Rather, I like to explore the character’s life and psyche after the event, showing the psychological and emotional consequences that victims of trauma are left to deal with. This aspect is often neglected in genre fiction — too often characters are bereaved, tortured, assaulted and experience all kinds of dramatic agonies, but are up and running, and pretty much back to normal by the next chapter. Take it from someone who listens to pain for a living: that’s not how it works in real life.

While my characters are informed by my knowledge of personality types, psychological traumas and psychopathology in general, I’m religious about keeping the specifics of my therapeutic work and my fiction-writing completely separate. My clients’ confidences are sacrosanct – they go into a locked vault in my brain and will never appear in one of my fictional characters or stories. What happens in therapy stays in therapy! I have no difficulty keeping them separate. My parallel jobs of writer and psychologist occupy very different head-spaces in me. I do them in separate physical locations, use different parts of my brain, and even do them on different days of the week.
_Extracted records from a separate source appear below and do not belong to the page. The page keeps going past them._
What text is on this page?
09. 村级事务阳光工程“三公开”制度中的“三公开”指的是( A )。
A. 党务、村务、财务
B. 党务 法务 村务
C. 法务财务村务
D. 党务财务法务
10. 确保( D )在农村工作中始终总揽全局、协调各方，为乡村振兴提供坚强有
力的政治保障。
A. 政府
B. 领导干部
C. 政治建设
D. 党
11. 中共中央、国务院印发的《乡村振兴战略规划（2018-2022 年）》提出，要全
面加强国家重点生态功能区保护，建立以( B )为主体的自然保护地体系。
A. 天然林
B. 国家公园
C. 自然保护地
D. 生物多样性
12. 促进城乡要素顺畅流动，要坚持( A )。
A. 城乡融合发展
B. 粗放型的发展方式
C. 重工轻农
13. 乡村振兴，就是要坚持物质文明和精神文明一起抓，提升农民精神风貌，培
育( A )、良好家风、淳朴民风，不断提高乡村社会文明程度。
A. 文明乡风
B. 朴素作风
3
My own training and experience as a psychologist obviously also influences how I write therapy scenes in my fiction — those, too, are regularly portrayed in very inaccurate ways in fiction.  

I do get a kick out of writing characters who are psychologists, and who are not themselves unhinged, callous, or unprofessional in any of the clichéd ways so popular in fiction and Hollywood tropes. My psychologists are ethical experts, though flawed and inevitably impacted by the weight of the pain and cruelty they hear and absorb on a daily basis. It has always bothered me that psychologists in books and movies are so often portrayed as severely dysfunctional, sexually predatory and unethical. Most of us are really nice, compassionate, responsible and (mostly) sane professionals!